La Première Guerre mondiale n’épargne pas les familles fertoises. Sur le monument aux morts érigé en 1921 dans le cimetière, sont gravés les 219 noms des poilus « morts pour la France » soit 25% des 867 mobilisés fertois, chiffre proche de celui de l’Orne (24%). Pour ces 219 victimes, le pourcentage de morts par année est le suivant : pour 1914, 27% pour les 5 premiers mois de guerre et pour les années suivantes respectivement 28%, 23%, 7%, 14%. Il met en évidence l’hécatombe des tous premiers mois du conflit dont fait parti Maxime Robinet, tué au front dès le 3 octobre 1914.

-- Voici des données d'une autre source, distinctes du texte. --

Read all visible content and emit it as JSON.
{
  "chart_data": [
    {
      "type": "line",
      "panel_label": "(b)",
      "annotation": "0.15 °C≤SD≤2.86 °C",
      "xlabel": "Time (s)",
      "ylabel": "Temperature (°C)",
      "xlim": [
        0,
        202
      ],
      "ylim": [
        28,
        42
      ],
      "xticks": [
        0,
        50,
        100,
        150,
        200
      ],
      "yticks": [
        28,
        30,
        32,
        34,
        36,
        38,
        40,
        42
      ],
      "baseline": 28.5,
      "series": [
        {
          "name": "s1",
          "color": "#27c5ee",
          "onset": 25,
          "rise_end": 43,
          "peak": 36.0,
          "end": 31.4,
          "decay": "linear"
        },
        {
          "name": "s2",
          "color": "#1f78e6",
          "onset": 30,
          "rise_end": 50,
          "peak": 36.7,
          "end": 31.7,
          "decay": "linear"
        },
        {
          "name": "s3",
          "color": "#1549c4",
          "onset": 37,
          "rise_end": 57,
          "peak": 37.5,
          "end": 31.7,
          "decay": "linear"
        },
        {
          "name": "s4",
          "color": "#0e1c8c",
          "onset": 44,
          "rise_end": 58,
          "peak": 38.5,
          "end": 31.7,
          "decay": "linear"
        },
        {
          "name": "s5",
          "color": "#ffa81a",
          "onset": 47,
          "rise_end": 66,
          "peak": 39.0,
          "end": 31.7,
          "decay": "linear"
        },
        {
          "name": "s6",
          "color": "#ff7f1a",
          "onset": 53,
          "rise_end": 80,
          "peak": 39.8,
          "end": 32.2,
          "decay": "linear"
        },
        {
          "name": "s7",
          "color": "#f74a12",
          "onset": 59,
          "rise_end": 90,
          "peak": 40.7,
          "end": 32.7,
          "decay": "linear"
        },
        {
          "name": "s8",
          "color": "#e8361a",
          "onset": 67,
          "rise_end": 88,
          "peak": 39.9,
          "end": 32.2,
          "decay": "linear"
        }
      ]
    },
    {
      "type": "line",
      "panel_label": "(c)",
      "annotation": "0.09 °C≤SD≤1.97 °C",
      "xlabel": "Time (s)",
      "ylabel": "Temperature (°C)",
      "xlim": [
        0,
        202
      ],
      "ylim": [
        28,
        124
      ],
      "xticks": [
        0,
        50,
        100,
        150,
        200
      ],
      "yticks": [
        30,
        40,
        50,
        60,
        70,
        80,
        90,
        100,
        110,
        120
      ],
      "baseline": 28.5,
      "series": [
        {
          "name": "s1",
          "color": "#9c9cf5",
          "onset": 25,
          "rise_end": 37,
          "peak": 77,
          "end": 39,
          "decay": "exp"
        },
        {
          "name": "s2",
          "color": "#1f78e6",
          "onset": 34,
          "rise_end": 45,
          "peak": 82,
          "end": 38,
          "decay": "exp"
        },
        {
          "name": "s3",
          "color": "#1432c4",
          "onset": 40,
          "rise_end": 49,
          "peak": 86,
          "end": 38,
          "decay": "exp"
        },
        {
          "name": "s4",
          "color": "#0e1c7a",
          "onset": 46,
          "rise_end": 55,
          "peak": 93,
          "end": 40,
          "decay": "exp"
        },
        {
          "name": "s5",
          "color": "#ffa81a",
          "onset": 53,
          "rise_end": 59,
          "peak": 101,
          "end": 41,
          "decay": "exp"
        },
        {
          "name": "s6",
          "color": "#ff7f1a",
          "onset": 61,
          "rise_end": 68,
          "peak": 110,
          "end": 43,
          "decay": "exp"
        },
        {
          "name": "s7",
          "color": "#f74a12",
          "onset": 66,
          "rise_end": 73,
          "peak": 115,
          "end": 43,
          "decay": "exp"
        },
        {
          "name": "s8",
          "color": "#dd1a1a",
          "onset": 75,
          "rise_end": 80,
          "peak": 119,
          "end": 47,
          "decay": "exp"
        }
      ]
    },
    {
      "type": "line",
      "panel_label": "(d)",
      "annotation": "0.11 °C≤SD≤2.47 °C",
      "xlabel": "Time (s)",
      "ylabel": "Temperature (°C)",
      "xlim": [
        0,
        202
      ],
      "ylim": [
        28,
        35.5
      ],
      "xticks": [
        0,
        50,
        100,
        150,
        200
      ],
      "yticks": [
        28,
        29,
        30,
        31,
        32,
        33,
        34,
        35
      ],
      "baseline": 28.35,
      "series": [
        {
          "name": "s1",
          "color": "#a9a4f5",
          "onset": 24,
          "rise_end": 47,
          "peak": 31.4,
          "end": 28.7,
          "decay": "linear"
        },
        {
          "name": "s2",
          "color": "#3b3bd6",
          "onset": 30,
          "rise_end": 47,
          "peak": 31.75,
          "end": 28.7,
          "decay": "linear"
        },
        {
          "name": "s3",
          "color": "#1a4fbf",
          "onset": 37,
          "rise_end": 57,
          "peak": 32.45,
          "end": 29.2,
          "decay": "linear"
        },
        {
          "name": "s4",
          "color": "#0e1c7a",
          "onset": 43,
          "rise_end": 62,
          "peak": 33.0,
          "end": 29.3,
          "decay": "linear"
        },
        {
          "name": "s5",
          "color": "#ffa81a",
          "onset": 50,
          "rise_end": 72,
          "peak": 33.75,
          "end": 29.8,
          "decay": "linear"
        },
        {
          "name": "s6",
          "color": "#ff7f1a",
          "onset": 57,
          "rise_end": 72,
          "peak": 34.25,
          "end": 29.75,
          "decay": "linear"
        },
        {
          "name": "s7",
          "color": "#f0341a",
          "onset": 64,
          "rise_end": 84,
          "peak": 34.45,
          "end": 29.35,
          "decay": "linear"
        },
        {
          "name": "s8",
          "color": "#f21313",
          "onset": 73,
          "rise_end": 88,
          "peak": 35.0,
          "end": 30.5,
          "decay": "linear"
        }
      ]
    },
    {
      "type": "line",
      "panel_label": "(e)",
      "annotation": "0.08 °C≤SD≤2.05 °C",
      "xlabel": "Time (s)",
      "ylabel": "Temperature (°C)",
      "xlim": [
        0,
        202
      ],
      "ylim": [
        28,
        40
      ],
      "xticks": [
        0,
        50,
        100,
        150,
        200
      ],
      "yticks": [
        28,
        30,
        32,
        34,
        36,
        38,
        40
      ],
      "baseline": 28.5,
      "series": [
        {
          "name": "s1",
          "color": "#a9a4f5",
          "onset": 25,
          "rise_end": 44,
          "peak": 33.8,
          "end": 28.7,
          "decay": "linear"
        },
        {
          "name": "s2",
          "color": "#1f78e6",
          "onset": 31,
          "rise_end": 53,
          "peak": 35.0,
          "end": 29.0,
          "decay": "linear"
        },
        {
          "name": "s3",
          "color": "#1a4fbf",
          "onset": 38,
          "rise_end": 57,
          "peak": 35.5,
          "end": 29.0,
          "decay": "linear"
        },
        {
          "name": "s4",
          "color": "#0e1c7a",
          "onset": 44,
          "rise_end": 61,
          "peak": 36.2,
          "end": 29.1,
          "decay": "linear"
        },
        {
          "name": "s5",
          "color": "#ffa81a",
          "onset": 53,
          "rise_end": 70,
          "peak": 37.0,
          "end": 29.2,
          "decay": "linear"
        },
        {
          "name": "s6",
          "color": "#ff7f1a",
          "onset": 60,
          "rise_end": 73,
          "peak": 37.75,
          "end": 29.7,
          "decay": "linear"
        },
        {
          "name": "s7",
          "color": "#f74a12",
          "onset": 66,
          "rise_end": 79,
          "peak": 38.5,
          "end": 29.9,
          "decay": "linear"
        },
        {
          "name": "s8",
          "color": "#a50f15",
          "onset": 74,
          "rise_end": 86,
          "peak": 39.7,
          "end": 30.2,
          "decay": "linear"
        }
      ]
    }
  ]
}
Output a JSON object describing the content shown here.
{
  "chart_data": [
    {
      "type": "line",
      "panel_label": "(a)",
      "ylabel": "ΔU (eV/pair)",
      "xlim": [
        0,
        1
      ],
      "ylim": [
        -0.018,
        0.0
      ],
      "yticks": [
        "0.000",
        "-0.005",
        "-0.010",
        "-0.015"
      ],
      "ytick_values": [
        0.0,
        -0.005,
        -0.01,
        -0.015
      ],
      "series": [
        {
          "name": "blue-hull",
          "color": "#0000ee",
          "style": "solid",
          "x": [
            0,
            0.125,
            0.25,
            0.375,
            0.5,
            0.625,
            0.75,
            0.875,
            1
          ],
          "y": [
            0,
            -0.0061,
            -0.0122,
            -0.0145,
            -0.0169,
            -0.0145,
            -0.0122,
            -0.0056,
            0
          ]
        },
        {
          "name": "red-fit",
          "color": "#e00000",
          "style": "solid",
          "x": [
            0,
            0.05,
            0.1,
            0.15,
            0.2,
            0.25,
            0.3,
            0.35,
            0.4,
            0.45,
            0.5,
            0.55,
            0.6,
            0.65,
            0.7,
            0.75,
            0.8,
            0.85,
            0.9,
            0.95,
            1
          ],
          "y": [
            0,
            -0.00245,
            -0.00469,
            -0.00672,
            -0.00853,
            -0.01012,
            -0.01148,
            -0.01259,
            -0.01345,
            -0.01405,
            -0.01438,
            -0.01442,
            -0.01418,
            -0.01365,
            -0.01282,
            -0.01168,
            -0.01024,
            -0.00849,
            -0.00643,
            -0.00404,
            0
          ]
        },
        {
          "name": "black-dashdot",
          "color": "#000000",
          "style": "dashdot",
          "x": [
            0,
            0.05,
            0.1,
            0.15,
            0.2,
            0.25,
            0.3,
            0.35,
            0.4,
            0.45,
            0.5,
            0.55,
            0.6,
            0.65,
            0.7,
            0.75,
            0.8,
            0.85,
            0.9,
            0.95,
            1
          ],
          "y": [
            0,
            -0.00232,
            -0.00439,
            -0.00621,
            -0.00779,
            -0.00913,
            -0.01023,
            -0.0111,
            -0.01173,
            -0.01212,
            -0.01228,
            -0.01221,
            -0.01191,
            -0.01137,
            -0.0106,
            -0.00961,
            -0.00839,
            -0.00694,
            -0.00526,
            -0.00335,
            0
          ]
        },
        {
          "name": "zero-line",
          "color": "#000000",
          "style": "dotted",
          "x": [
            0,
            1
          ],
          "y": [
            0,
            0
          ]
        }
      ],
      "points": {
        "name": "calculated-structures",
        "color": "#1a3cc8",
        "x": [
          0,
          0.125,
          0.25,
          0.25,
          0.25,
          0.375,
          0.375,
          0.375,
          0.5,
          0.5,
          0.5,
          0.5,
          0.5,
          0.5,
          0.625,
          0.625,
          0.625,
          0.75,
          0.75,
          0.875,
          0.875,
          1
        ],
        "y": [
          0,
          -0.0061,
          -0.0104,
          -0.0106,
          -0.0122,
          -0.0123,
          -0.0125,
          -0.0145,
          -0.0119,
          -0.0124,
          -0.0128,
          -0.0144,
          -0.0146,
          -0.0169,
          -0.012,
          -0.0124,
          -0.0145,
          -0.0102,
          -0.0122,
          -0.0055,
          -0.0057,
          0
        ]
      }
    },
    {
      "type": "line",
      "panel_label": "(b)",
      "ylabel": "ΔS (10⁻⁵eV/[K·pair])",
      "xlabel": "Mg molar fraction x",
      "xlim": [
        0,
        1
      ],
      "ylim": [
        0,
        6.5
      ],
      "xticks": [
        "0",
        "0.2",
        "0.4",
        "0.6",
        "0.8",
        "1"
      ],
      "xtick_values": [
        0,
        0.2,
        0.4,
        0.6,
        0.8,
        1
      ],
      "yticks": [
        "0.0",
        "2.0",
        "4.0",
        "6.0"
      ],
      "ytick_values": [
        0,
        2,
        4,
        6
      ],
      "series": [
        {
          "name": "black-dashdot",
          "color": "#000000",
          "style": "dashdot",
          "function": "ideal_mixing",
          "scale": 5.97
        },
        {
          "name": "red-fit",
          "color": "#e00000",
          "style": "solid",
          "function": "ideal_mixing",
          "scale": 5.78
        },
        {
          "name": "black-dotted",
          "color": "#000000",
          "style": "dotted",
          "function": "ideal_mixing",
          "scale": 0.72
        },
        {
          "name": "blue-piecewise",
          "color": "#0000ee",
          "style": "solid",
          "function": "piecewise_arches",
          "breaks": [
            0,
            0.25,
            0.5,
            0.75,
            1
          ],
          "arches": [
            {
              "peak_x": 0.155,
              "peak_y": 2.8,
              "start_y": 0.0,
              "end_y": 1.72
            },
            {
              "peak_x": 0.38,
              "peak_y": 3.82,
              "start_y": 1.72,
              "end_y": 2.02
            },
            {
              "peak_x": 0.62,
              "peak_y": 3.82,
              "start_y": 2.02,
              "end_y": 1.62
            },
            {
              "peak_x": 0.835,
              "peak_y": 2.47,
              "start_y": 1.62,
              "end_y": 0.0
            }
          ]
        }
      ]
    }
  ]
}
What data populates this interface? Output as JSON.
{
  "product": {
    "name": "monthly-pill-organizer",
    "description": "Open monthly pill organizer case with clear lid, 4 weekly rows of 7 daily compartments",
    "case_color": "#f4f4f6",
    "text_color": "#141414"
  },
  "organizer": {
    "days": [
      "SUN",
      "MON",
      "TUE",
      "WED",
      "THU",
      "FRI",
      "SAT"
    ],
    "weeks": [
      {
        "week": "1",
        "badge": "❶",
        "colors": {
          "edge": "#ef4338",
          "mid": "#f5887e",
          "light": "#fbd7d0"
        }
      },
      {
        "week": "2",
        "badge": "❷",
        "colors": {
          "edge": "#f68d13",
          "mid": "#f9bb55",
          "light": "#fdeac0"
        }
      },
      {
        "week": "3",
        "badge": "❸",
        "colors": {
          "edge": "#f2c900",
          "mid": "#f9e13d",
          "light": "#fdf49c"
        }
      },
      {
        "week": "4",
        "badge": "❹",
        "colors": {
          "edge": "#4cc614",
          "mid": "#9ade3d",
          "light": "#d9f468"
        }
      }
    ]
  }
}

Jean Baptiste Robinet (1850-1929), né à Niort-la-Fontaine (Mayenne) se marie en 1877 avec Victorine Moussay (1848-1900). Ils arrivent à La Ferté-Macé avant leur mariage. Le couple Robinet a cinq enfants tous des garçons qui feront leur scolarité à l’école Sainte-Marie. En 1900, première épreuve, Jean-Baptiste, âgé de 52 ans, perd son épouse. Après avoir exercé plusieurs métiers dont typographe, il est blanchisseur au tissage Salles en de 1906 et ce jusqu’à son décès. Il habite ainsi que plusieurs de ses fils en haut de la rue du Cruchet dans une maison ouvrière de l’entreprise qui l’emploie. Trois d’entre eux iront travailler à Paris. La Première Guerre mondiale ne l’épargne pas. Ces cinq fils partent au front, quatre entre le 3 et le 11 août 1914 et le cinquième « ajourné » pour son service militaire est « appelé à l’activité » le 1er décembre 1914. Le jour du départ, le plus jeune a 28 ans et le plus âgé 37 ans. L’Echo de La Ferté- Macé du 25 novembre 1916 dans la rubrique, « Nos Fertois au champ d’honneur » publie : « Ce brave père Robinet, vieux soldat de 70… sur 5 fils partis sur le front au début de la guerre, en a déjà vu successivement tomber quatre sur le champ de bataille ». A leur décès, trois sont père de famille. Le sort s’acharne sur ce pauvre homme dont le cinquième fils décèdera dans un déraillement de train en 1917 lors d’une permission pour noël. Ces cinq soldats sont « morts pour la France » selon cette dénomination légale. Trois d’entre eux, Maxime, Alphonse et Edouard sont mentionnés dans le livre d’or du ministère des pensions. En mai 1920, le conseil municipal évoque d’honorer globalement « le souvenir des héros fertois » et non point, l’un plus qu’un autre. Il est avancé des noms de rue : « rue du Souvenir », « rue de la Grande Guerre ». Au final, il est retenu « rue de la Victoire » en lieu et place de la Grande Rue. Quant à la rue du Cruchet qui part de la place Charles-de-Gaulle en direction d’Antoigny, il faudra attendre juin 1965 sous la mandature de Gaston Meillon pour qu’elle soit dénommée « rue des 5 frères Robinet » suite à la demande de l’Association des anciens combattants.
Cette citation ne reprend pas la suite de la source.